Rose is a symbol of secrecy, peace, and then today. A less popularly known symbol now, the rose is also a sign of a secret. In sixteenth-century England, for example, a rose was at times worn behind the ears of servants, tavern workers, and others, indicating the wearer had “heard all and told nothing.”

And in Germany, around the same time, diners who found a rose as a centerpiece on their table, knew they could talk freely. Think about it, we even have an expression “sub rosa” which literally means “under the rose.” Historians believe this phrase originated with the custom of carving a rose over the door of the confessionals in a Catholic church.

Even Medieval alchemists — those searching for a way to turn common substances into gold — adopted the rose as a sign of secrecy. They came to symbolize their highly-guarded secrets of their art.

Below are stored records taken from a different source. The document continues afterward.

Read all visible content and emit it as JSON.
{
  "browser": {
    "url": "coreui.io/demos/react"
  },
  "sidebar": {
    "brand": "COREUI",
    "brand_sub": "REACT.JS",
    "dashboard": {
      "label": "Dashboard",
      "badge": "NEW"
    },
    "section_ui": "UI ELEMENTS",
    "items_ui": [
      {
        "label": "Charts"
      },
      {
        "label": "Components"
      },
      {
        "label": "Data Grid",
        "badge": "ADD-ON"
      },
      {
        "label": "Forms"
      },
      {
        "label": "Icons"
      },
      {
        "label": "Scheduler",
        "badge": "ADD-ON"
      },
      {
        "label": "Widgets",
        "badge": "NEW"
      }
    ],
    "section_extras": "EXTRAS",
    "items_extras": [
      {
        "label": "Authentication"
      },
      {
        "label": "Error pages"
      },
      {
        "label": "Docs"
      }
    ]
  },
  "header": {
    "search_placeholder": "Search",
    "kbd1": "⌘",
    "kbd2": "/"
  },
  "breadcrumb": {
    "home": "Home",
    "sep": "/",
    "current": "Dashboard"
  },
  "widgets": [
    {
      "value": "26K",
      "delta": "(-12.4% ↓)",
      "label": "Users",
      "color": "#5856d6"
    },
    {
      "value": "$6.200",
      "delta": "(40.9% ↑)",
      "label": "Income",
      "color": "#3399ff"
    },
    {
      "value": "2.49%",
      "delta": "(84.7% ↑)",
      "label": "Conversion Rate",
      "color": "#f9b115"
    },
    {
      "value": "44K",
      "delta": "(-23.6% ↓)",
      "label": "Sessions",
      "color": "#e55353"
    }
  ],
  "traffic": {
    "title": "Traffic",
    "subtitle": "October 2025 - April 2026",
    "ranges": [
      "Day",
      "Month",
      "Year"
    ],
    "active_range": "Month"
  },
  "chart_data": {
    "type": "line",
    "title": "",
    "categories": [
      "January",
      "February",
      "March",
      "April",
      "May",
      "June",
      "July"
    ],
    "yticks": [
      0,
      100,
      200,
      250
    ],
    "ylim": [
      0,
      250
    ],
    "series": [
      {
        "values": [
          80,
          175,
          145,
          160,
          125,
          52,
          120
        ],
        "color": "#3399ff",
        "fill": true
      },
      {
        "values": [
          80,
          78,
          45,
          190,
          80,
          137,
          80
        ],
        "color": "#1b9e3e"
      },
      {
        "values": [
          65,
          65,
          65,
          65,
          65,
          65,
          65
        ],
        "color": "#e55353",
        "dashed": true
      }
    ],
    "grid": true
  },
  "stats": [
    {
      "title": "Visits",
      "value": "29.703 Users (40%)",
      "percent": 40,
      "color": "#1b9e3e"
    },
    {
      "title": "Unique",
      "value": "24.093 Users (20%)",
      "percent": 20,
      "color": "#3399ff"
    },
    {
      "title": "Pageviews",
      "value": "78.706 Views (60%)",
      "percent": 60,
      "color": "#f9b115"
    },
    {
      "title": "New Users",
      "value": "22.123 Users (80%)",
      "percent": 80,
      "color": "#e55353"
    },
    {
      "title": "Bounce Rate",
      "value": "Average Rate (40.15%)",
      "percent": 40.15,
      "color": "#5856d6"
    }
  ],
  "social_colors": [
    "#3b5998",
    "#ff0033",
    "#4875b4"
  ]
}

Perhaps no other rose — is so intertwined with history, war and peace than that which was developed in the twentieth century. Its renown is legendary. And its story is, well, the stuff that blockbuster movies and best-selling novels are made of. But what makes this story all the more remarkable is that it’s true.

The Peace Rose

The Peace Rose

Its tale is not nearly as well-known as it should be. But, there is no better true-life story that epitomizes the hopes and relief of a world following World War II. I’ll not keep you in suspense much longer.

The year is 1935 — June 15 to be exact. The location, France. Francis Meilland and his father pollinated a rose. The following summer, they took a portion of its eyes to graft. By October 16 of that year, the first buds were opening.

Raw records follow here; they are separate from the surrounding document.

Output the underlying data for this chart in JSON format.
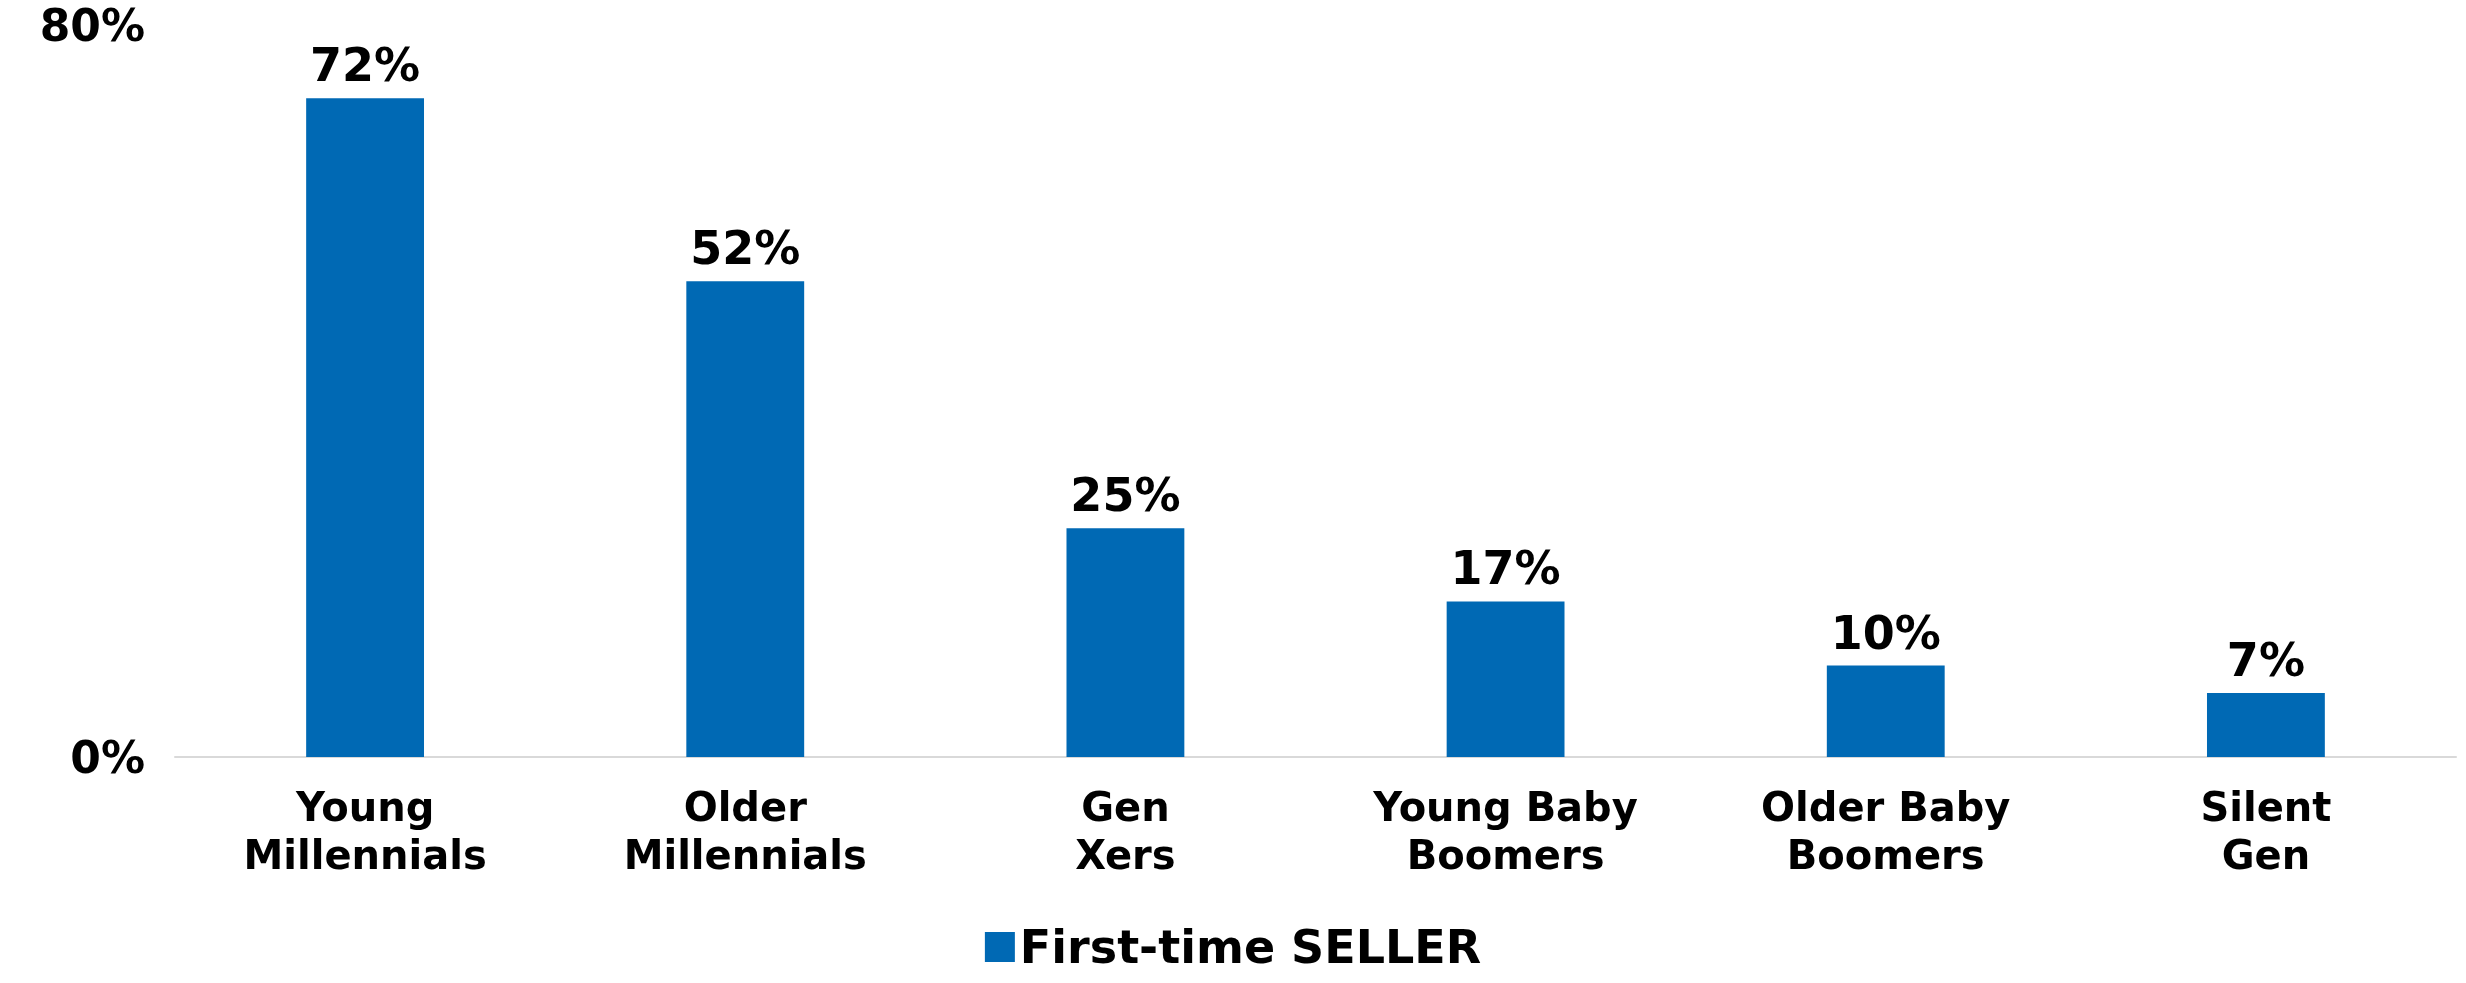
{
  "chart_data": {
    "type": "bar",
    "categories": [
      "Young Millennials",
      "Older Millennials",
      "Gen Xers",
      "Young Baby Boomers",
      "Older Baby Boomers",
      "Silent Gen"
    ],
    "series": [
      {
        "name": "First-time SELLER",
        "color": "#0069b4",
        "values": [
          72,
          52,
          25,
          17,
          10,
          7
        ],
        "value_labels": [
          "72%",
          "52%",
          "25%",
          "17%",
          "10%",
          "7%"
        ]
      }
    ],
    "ylim": [
      0,
      80
    ],
    "yticks": [
      {
        "value": 0,
        "label": "0%"
      },
      {
        "value": 80,
        "label": "80%"
      }
    ],
    "grid": false,
    "legend": "bottom"
  }
}
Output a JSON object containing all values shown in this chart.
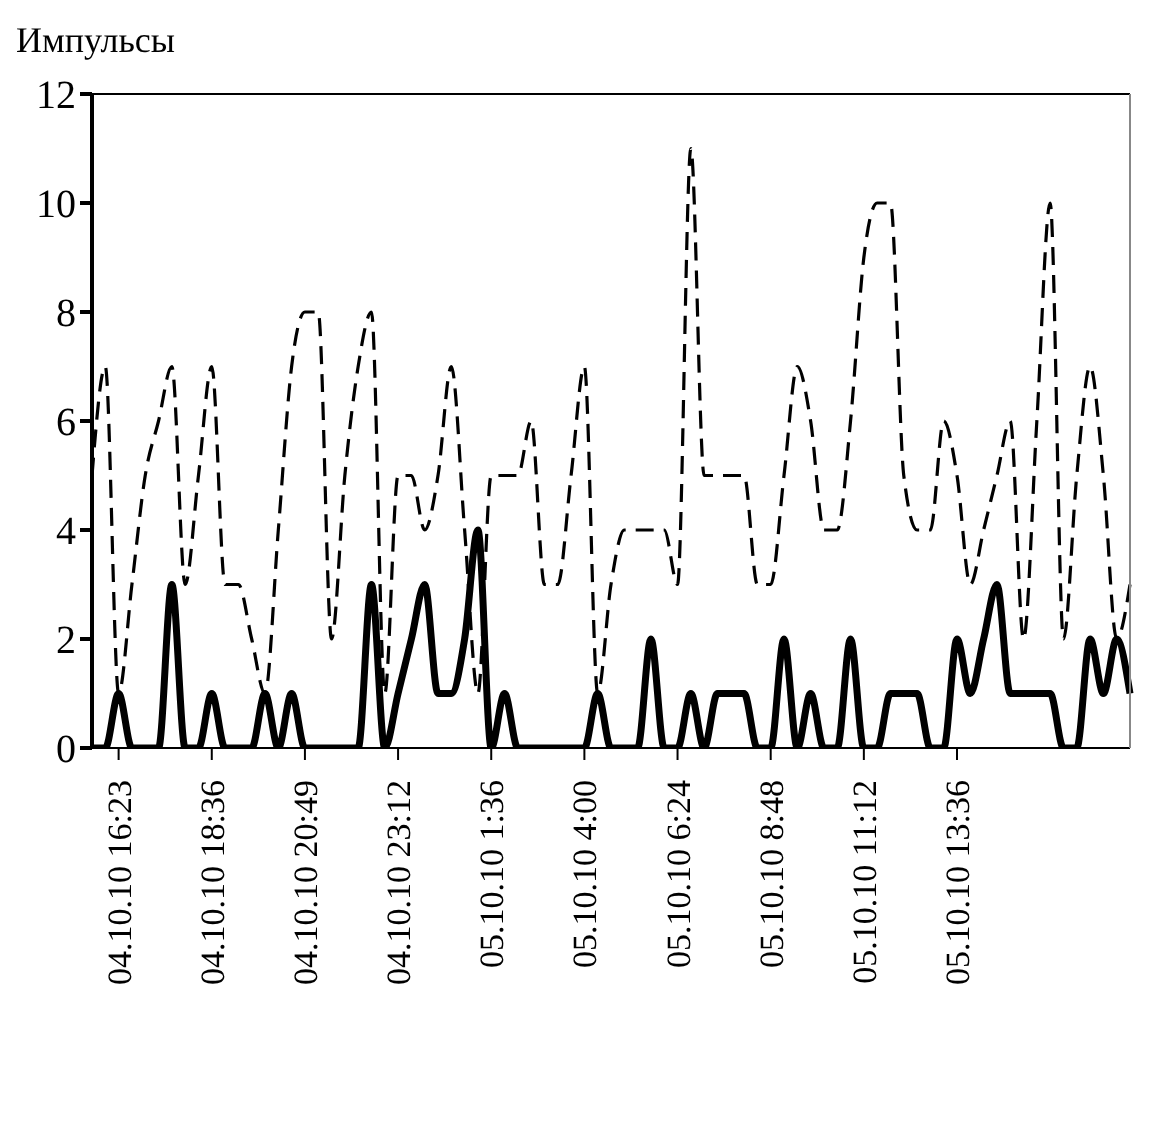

Three years passed. It is now 1939 and it appears inevitable that Germany is about to invade France. Meilland sends the eyes of this plant to rose growers he knows in Turkey, Germany, Italy, and the United States.

One of the recipients was Robert Pyle of Canard-Pyle, a well-known and well respect rose distributor and developer. He not only propagated the plants Meilland sent him, but in turn, he sent the results to the American Rose Society for testing.

In 1944, Pyle wrote to Meilland. He told his good friend that he planned to release the plants with the end of the war. A naming ceremony was planned by the Pacific Rose Society Annual Exhibition on April 18, 1945 — the same day that Berlin fell. Pyle thought the name “Peace” would be an appropriate tribute.

At the same time, Dr. Ray Allen, secretary of the ARS sent each of the 49 delegates of the very first meeting of the newly formed United Nations (then held in San Francisco) a single, long-stemmed “Peace” rose and this note: “We hope the ‘Peace’ rose will influence men’s thoughts for everlasting world peace.”

Did this rose actually inspire a world to negotiate peace? Probably not, but it symbolized hope for future peace. And where there is hope there is life.

And that brings us to today

Buying a dozen? While we may never know if we owe the classic dozen roses to our caveman friend, Ugh, we can say with just about certainty that the roses were grown by a commercial rose grower in huge rose fields in fairly temperate climates (Just try to imagine acres of roses!).

And if you bought your roses in the United States, then the odds almost guarantee that they were grown in one of these three locations: the San Joaquin Valley in California, in Texas or in Arizona.

Roses are grown in these fields for a full two years prior to being harvested. Then the plants are allowed to lie dormant are stored and then bare-rooted — basically, this means there is no soil on their roots — in huge, moist, refrigerated facilities to keep them fresh before being shipped to gardeners, nurseries and garden centers in winter or early spring.